A Unified Approach to Composition and Extensibility is a project funded by the Swiss National Science Foundation (SNSF project # 200020-105091/1).

!Funding: 264'915.— SFr.
!Period: Oct 1, 2004 - Sept. 30, 2006

Summary

Real software systems constantly undergo change. For this reason, systems must be extensible, so that new features can be added without breaking existing functionality, and they must be composable, so that features can be recombined to reflect changing demands on their architecture and design. Object-oriented programming languages excel at expressing arbitrary kinds of models of domain concepts and software systems: the mechanism of inheritance is particular useful for specifying incremental extensions to models. However, models built in this way quickly become complex and fragile when they grow to a certain size. The goal of this project is to investigate means to support composability and extensibility in object-oriented languages, while reducing fragility.

For more information, please consult the Research Plan of the project [pdf].

Intermediate Report

The intermediate report covers the period from Oct. 1, 2004 through Sept. 30, 2005.

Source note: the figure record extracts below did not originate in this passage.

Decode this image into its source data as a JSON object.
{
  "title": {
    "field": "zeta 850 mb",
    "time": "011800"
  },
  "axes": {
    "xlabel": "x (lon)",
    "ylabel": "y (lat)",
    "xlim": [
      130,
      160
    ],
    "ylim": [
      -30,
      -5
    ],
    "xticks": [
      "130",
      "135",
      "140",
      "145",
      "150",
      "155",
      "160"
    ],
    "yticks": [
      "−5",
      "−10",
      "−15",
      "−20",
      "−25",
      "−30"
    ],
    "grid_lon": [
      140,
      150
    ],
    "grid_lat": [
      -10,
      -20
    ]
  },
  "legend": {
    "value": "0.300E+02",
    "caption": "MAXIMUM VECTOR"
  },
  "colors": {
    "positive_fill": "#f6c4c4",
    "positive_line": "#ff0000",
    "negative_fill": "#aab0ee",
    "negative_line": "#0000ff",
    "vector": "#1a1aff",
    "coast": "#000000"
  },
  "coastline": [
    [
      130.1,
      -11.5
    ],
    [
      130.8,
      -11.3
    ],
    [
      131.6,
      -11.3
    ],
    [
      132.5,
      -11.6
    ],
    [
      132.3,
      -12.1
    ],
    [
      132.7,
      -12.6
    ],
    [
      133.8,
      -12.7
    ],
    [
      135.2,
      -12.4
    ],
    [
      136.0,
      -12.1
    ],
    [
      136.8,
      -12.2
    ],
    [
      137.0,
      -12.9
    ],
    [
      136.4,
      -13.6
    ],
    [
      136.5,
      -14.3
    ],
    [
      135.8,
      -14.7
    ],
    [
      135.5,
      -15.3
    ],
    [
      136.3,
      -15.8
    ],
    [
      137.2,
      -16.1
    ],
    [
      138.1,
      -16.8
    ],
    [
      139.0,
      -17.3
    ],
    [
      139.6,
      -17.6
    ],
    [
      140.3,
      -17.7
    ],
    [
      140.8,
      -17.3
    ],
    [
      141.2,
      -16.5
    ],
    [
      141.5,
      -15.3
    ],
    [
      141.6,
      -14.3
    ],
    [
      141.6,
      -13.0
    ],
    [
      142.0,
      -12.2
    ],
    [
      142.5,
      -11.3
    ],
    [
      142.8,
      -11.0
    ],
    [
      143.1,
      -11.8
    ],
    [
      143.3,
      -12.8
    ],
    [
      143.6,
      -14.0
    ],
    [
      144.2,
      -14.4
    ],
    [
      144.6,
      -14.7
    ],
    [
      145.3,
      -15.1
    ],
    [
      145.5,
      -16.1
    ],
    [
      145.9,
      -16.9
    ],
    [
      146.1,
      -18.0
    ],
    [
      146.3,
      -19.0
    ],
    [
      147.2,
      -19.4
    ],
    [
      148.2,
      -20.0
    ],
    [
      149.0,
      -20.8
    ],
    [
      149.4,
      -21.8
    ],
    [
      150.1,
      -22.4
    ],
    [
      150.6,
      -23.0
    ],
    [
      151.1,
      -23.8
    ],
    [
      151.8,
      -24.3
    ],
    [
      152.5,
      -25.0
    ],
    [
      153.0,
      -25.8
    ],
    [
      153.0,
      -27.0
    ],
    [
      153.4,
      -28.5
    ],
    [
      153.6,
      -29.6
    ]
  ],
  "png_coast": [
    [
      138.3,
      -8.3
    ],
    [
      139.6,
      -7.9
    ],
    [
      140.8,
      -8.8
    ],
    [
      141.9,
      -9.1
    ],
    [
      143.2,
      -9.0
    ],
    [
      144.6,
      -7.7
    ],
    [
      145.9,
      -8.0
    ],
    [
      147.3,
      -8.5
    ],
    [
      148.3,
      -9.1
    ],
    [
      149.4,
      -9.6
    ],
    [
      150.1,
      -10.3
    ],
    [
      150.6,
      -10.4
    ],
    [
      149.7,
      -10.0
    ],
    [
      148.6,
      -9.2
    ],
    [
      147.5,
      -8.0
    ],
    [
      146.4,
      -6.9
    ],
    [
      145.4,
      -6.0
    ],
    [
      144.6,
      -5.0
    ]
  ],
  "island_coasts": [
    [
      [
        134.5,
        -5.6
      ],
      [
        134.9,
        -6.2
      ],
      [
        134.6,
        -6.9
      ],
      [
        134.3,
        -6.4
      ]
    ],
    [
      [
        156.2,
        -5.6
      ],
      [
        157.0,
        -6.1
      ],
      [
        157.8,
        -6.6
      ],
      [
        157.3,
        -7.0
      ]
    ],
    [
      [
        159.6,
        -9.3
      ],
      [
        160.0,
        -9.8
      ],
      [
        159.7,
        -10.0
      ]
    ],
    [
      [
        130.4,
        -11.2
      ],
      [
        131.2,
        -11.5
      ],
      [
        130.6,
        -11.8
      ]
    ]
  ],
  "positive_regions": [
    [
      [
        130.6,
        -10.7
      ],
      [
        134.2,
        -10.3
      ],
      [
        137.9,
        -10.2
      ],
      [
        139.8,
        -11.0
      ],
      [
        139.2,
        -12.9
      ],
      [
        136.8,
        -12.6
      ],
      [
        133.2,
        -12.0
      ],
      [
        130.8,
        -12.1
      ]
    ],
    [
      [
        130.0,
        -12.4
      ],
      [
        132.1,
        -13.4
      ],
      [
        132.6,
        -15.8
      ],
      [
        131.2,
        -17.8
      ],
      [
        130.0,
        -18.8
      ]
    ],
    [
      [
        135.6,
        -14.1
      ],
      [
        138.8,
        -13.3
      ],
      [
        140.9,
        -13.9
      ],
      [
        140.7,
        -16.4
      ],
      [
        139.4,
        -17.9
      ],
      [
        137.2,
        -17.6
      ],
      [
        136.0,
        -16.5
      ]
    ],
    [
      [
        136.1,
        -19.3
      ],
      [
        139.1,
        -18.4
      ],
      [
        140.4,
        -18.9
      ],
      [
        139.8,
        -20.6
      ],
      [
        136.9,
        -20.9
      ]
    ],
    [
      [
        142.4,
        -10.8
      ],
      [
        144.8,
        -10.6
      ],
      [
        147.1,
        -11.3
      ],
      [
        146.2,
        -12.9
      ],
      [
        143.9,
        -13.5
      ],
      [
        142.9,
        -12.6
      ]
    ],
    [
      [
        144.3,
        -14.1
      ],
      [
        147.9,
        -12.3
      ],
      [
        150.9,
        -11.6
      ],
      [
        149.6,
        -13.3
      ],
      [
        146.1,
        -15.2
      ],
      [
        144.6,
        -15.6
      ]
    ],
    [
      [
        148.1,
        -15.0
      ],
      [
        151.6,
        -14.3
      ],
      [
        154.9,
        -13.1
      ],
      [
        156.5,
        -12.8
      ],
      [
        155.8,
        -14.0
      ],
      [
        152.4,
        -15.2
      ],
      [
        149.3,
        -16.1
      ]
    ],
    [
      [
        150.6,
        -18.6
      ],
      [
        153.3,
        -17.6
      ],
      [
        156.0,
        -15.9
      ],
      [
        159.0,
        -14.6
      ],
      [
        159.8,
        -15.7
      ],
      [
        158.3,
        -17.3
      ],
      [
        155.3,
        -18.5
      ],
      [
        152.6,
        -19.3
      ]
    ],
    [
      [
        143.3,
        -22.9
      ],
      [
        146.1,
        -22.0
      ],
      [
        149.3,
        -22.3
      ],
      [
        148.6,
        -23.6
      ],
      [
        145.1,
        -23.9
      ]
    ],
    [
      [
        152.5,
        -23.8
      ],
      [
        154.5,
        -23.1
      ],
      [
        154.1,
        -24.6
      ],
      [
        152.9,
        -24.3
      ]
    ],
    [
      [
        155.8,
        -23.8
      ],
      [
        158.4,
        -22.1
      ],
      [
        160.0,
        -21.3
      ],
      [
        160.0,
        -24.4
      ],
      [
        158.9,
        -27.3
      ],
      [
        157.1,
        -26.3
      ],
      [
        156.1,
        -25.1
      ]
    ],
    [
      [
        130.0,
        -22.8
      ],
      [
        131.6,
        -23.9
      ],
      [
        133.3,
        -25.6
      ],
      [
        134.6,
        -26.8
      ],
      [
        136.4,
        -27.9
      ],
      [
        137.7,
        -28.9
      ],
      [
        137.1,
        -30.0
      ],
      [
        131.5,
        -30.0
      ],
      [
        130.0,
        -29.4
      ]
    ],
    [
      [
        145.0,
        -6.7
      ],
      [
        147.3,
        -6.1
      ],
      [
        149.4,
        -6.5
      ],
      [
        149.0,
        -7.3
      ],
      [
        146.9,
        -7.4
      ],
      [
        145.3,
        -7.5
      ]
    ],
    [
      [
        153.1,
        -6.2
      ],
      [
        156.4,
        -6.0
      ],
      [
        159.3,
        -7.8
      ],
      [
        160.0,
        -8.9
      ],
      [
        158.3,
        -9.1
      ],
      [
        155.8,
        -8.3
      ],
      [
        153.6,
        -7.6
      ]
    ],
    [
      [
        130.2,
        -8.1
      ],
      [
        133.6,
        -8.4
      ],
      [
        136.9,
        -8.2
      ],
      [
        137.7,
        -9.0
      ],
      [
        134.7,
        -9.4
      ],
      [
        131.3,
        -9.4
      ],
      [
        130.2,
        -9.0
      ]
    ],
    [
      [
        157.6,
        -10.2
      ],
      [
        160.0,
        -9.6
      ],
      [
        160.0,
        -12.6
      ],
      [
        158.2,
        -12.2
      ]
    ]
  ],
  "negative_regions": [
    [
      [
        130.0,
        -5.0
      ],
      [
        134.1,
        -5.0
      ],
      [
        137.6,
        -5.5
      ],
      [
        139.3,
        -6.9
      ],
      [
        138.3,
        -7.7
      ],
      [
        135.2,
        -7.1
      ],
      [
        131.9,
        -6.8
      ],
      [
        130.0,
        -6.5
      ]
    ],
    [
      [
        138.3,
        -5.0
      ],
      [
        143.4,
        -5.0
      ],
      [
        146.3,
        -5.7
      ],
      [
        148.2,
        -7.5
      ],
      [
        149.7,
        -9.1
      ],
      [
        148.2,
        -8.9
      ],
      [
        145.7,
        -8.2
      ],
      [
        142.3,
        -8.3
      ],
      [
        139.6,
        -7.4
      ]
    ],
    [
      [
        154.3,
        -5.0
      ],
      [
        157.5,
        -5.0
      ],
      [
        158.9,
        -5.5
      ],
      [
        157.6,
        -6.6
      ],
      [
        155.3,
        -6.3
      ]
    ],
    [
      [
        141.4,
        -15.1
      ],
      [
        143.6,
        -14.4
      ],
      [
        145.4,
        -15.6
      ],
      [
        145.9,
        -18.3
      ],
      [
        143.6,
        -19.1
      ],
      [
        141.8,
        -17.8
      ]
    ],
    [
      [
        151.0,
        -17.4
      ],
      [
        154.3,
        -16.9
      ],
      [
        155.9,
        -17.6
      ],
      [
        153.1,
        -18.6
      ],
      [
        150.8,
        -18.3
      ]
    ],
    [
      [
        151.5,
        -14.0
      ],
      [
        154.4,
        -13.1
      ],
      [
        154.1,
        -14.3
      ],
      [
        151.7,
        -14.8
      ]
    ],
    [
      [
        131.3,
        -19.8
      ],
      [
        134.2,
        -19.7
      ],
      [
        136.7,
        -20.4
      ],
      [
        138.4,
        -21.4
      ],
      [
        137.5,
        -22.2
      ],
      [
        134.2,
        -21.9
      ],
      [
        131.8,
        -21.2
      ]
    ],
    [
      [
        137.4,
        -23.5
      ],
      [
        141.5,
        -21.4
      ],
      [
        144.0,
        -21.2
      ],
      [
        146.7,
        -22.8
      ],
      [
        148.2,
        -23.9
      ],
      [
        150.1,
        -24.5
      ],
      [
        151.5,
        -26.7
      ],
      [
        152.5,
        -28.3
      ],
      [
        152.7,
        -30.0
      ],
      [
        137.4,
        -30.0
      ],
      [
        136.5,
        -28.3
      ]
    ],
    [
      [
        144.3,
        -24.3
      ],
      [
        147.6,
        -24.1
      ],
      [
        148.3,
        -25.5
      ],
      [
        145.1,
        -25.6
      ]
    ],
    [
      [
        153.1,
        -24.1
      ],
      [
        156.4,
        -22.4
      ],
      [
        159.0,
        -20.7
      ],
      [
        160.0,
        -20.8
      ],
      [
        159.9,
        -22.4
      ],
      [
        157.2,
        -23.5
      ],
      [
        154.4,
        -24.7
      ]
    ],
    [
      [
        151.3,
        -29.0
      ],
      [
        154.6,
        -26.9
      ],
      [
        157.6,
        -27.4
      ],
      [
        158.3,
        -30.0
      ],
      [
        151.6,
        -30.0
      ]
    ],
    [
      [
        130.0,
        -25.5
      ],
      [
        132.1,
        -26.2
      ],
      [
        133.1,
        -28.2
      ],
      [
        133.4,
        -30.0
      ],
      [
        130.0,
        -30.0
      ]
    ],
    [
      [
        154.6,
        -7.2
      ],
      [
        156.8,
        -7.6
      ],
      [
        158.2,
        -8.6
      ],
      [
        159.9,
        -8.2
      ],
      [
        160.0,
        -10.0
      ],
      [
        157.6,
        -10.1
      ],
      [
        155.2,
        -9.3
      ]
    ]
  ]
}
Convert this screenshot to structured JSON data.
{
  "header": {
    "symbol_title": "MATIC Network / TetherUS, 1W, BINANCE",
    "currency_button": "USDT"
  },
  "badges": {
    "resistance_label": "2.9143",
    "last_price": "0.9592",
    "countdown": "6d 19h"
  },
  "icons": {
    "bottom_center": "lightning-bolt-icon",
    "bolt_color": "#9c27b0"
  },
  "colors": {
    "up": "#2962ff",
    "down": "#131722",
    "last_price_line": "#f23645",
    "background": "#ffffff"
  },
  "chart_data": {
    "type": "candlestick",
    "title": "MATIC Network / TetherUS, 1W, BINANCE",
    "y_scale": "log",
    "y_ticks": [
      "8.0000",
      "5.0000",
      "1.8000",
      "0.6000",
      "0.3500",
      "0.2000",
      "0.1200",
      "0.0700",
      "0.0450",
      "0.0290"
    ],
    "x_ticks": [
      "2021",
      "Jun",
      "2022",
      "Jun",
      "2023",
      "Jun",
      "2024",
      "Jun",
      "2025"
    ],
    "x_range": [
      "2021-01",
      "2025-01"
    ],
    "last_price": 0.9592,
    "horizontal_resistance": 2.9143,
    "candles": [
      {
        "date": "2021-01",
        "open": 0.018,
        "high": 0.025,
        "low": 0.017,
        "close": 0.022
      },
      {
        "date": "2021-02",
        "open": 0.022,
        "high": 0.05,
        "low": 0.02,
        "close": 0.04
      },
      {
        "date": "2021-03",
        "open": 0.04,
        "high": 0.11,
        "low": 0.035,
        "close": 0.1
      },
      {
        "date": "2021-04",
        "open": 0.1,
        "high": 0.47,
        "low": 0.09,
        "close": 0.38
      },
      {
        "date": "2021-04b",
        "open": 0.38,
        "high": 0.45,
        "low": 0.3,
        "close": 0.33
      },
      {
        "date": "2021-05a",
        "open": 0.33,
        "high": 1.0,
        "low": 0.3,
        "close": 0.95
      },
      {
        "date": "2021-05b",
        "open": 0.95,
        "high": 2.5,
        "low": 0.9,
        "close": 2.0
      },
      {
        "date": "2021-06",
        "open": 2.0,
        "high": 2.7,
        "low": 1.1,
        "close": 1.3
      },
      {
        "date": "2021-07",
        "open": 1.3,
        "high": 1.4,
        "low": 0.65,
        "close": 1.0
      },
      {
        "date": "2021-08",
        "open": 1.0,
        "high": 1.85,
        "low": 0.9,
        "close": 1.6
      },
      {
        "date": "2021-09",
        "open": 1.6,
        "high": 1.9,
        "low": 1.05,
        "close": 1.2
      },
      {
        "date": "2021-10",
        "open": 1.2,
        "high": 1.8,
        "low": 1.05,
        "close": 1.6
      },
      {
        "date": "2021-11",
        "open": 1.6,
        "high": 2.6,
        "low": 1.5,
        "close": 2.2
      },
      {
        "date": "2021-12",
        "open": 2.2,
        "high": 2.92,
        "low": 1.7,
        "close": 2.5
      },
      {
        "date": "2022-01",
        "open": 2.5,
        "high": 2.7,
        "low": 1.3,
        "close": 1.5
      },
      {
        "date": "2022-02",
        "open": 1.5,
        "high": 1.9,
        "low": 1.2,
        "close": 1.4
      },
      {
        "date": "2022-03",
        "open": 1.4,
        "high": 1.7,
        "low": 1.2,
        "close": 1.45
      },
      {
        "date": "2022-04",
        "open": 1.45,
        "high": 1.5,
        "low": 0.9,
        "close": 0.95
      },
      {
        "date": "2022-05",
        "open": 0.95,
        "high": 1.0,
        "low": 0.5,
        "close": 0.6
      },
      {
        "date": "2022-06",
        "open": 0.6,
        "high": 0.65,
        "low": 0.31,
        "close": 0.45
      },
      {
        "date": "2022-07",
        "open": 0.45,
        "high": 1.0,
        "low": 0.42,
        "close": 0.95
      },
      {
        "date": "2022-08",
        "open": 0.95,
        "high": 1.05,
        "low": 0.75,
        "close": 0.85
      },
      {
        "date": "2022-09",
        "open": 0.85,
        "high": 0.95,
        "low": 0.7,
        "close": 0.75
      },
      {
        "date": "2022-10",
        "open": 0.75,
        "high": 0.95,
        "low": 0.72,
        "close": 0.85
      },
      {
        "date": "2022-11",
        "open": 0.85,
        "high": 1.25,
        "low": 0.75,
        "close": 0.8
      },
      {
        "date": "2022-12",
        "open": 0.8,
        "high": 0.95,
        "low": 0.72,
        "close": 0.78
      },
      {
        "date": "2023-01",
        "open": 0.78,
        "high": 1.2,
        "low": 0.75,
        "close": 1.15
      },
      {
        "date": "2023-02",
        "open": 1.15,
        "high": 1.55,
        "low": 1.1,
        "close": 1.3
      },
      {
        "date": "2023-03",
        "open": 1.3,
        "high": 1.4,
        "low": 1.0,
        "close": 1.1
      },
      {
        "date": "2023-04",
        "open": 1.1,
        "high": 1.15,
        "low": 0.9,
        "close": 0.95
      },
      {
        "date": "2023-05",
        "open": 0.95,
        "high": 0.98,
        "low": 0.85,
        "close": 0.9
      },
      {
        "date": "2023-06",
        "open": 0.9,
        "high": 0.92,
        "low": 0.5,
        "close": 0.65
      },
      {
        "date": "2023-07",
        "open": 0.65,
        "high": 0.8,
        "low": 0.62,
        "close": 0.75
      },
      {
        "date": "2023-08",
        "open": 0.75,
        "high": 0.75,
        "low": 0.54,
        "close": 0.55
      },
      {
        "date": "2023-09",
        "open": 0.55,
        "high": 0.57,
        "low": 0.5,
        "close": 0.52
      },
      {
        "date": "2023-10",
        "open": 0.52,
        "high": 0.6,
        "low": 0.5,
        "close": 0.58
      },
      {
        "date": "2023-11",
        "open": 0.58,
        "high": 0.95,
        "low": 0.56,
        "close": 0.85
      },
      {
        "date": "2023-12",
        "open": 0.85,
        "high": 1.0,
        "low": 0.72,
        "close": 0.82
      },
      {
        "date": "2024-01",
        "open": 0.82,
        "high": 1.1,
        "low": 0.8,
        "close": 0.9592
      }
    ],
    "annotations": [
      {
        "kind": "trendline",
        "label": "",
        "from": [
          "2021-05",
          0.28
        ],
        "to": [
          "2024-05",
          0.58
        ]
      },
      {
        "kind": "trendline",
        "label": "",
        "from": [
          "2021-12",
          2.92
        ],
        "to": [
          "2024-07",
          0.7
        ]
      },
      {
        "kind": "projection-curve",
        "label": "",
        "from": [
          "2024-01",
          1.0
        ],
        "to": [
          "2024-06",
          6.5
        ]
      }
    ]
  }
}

Some of the most significant results include (i) both formal specification and analysis of traits, and practical experience using traits to refactor a Smalltalk kernel, (ii) formal specification of classboxes as well as practical experience applying classboxes to various large case studies, (iii) the development of a new framework to support run-time behavioural reflection, and (iv) the elaboration of a taxonomy of unit tests and the development of a corresponding framework and tool for composing tests from simpler tests.

Final Report

The final report covers the period from Oct. 1, 2005 through Sept. 30, 2006.

Significant results have been achieved in the four areas covered by this project. (i) traits offer a fine-grained mechanism for composing classes from reusable components. We have developed an approach to incorporate traits into statically-typed languages like Java and C#. The traits model has been extended to incorporate state, while retaining the key properties of the stateless traits model. traits have also been included in the current distribution of Squeak, an open-source Smalltalk system. (ii) classboxes offer a module system that confines the visibility of extensions to selected clients. We have prototyped an environment to support the development of classboxes from the programmer's perspective. (iii) "diamond" concerns foundational work in the development of programming mechanisms to support software evolution. We have developed a framework to support high-level behavior reflection, a "back-in-time" debugger capability, and an approach to reason about aliasing in evolving systems. (iv) Eg is a framework for composing unit tests in a rigorous way. We have elaborated the Eg meta-model and developed an experimental environment to support the construction of tests and units under test according to this meta-model.